So here I am with a glass of red wine and my thoughts.
This week has been fairly calm, but looking ahead on the calendar, I see next week will be much different. Sunday Kathy and I are doing the local 5K breast cancer walk/run. Having successfully worked out for weeks now, my calves, thighs, and portions of my arms are beginning to bulge to proportions never seen on a human female before. I foolishly thought that perhaps I would become a slightly more slim version of my former self. Instead, I find I am only adding on to my already Amazonian stature, enlarging like a steroid-shooting member of the Super Friends. However, I digress. After the race, we plan on joining Kathy's family at a nearby lake for some rest and relaxation with the boys before a week that contains one salon appointment to rid myself of my split ends, an appointment in which we must hold our screaming child down to have his teeth lacquered, one session of pool therapy, our first transition meeting with a rather intimidating panel of professionals, and our neighbor's graduation party, which, while in the midst of some sort of fleeting manic, euphoric state, I agreed to help set up. In addition, I have to cram work in there somewhere.
Admittedly, however, the big day is Tuesday, which is Erik's end-of-the-year party for his early intervention program (EIP). This isn't our actual end yet, as Erik attends four more weeks of summer program. Then it's officially over for good, as Erik will turn 3 this fall and transition into "normal" preschool. In short, this means no more EIP.

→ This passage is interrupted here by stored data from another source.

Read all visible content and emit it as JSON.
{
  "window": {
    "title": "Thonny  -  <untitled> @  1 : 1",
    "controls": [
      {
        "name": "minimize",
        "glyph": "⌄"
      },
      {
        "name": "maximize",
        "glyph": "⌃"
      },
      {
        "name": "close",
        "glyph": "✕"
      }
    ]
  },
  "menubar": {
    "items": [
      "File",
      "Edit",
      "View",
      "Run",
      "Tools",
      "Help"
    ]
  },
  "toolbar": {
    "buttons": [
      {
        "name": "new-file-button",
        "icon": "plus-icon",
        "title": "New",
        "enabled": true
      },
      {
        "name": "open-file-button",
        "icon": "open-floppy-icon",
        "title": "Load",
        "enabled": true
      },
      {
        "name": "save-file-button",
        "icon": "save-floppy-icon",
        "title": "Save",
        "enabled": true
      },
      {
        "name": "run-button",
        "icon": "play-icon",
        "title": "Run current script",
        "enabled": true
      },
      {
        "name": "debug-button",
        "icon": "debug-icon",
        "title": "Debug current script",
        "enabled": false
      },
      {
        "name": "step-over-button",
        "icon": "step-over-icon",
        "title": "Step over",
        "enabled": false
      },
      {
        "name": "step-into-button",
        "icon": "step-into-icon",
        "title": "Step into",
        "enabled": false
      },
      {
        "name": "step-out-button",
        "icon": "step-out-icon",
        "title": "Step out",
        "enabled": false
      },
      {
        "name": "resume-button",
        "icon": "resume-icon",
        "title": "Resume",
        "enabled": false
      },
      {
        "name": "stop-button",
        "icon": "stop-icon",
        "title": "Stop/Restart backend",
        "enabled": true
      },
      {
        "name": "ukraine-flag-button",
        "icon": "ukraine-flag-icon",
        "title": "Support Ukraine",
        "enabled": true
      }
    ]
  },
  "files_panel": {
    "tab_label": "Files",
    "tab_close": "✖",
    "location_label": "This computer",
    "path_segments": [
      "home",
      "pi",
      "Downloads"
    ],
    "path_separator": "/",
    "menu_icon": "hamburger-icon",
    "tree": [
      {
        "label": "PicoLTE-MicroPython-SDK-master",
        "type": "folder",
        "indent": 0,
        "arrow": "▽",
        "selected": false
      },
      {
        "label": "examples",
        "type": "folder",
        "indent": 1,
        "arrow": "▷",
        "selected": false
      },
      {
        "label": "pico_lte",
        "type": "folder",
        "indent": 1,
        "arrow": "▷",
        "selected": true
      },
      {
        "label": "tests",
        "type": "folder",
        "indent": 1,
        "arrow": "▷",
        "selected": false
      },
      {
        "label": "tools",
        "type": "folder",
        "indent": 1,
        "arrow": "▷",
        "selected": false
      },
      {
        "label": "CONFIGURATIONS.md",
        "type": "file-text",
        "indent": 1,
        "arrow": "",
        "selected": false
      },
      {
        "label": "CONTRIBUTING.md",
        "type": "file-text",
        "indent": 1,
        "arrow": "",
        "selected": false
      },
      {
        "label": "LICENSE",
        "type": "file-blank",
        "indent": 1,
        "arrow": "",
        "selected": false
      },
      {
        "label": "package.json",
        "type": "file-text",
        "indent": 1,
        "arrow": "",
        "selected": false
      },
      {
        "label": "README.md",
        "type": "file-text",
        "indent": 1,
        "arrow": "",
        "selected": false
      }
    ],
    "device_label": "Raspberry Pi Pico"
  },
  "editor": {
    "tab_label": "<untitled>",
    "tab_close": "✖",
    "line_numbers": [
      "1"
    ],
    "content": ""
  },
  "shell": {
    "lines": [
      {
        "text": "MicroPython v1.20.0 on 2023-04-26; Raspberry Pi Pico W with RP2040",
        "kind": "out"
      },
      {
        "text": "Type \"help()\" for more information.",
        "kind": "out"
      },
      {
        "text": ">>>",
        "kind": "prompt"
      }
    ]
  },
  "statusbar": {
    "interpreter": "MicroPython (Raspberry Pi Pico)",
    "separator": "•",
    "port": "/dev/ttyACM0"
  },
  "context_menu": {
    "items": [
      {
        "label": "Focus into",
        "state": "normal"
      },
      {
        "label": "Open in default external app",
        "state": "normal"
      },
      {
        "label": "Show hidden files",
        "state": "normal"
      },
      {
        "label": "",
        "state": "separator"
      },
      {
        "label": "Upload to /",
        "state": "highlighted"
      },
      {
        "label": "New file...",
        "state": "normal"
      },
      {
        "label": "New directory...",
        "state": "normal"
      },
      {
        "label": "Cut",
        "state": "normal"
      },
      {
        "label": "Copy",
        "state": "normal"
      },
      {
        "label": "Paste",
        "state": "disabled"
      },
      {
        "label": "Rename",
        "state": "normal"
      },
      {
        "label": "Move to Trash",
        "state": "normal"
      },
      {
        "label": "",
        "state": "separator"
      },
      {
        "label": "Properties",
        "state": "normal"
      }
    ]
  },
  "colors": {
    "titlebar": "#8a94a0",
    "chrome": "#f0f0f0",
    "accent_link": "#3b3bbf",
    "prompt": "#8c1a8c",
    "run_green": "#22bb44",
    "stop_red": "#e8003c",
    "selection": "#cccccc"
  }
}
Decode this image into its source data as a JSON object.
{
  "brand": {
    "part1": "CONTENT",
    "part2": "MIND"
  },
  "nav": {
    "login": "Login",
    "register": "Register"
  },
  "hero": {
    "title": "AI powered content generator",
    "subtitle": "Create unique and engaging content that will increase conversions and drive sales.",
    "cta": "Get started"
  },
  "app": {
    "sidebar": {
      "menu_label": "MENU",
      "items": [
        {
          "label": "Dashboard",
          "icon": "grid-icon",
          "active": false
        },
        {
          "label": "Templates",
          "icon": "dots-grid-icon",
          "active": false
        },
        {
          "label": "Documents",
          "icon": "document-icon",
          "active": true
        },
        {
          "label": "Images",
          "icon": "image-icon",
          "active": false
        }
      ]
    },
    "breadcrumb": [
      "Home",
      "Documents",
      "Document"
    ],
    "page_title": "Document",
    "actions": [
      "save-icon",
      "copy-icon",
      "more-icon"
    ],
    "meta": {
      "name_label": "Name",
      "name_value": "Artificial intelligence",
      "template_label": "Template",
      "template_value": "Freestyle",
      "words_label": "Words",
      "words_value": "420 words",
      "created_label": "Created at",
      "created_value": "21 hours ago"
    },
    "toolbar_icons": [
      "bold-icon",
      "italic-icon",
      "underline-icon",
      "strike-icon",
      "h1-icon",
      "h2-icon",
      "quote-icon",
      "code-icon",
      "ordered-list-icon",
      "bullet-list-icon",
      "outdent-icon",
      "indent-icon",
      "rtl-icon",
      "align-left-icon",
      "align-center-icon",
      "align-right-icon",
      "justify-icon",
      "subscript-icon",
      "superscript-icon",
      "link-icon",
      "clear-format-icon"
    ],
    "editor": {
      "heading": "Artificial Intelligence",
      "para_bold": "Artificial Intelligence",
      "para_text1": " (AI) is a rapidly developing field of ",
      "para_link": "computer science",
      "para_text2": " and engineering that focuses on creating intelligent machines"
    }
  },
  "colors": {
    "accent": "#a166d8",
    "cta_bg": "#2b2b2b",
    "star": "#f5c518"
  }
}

I confess that I find myself more than a little sad about this. After all, EIP is where we began our journey, and I will never forget meeting the first members of "Team Erik." Frankly, I had no desire initially to meet any of them and bristled at the whole experience, thinking it was all temporary and that Erik would soon prove everybody wrong, including his pediatrician, but as I surrendered to the horrible permanency of our situation, I have grown to appreciate all of them and even feel love for some of them. I will soon no longer be required to pass by the little evaluation room on the way to Erik's classroom each week and feel my heart break a little bit every time. I have only been inside that room once on just one very horrible day. I can't stomach the sight of it with its child-sized wooden kitchenette and brightly-colored educational toys. Its cheery contents mask the absolute gut-wrenching heartbreak that is experienced inside. In rooms like these I now never fail to notice the very subtle but ominous presence of a single box of tissues ready to absorb grief. I see the table where Brian and I sat that very first day and the two-way mirror through which we were observed. Most weeks I pass by this room without turning my head, but when I accept an occasional self-imposed dare to glance that direction, my stomach lurches on my way by. Sometimes there are parents and a child casually playing on the floor inside, but mostly the place is deserted and quiet. I resist an occasional urge to stop and stare. It's crazy, but I am certain there is a piece of me still trapped in that room. I recognize it as ghostly vapor in my peripheral vision as I pass, but it vanishes when I turn to look at it. It is no longer mine. It is forever lost to me, doomed to haunt the place forever. Perhaps one day another mother will feel it pass by in the middle of shaking her head at the forms piling up in front of her like a paper snowdrift. Perhaps she will wonder at the sudden goosebumps on her skin and turn her head to smile at her child sitting on the floor staring blankly ahead for reasons about to be discovered as she begins a nightmare of her very own.
I now have four weeks of parent group remaining in the room just down the hall. In this particular room, we are on our second coffeemaker, and the chairs are almost always full. I have watched mothers and fathers come and go, most of whose names never sank into me somehow, and I sometimes briefly wonder what happened to them. As for me, I will soon be a memory here and will leave my wooden rocking chair for another mother with a newly jumbled heart to occupy. This fall when I enter the front door, I will turn to walk down a new, unexplored hallway to Erik's preschool classroom, but I will undoubtedly glance through this familiar doorway on my way by, too, remembering the first day I my feet took me into this room instead of straight out the front door to my car. I will always remember this room, but I will no longer be a member inside. The metal door will be closed tightly, and through the safety glass window I will glimpse another pale face silently floating over a cup of lukewarm coffee. Our eyes will meet, and I will turn to continue my way down the hallway into a brightly lit classroom filled with construction paper turkeys, long tables, and tiny chairs instead of therapeutic swings and exercise balls.
I will graduate right along with Erik this year.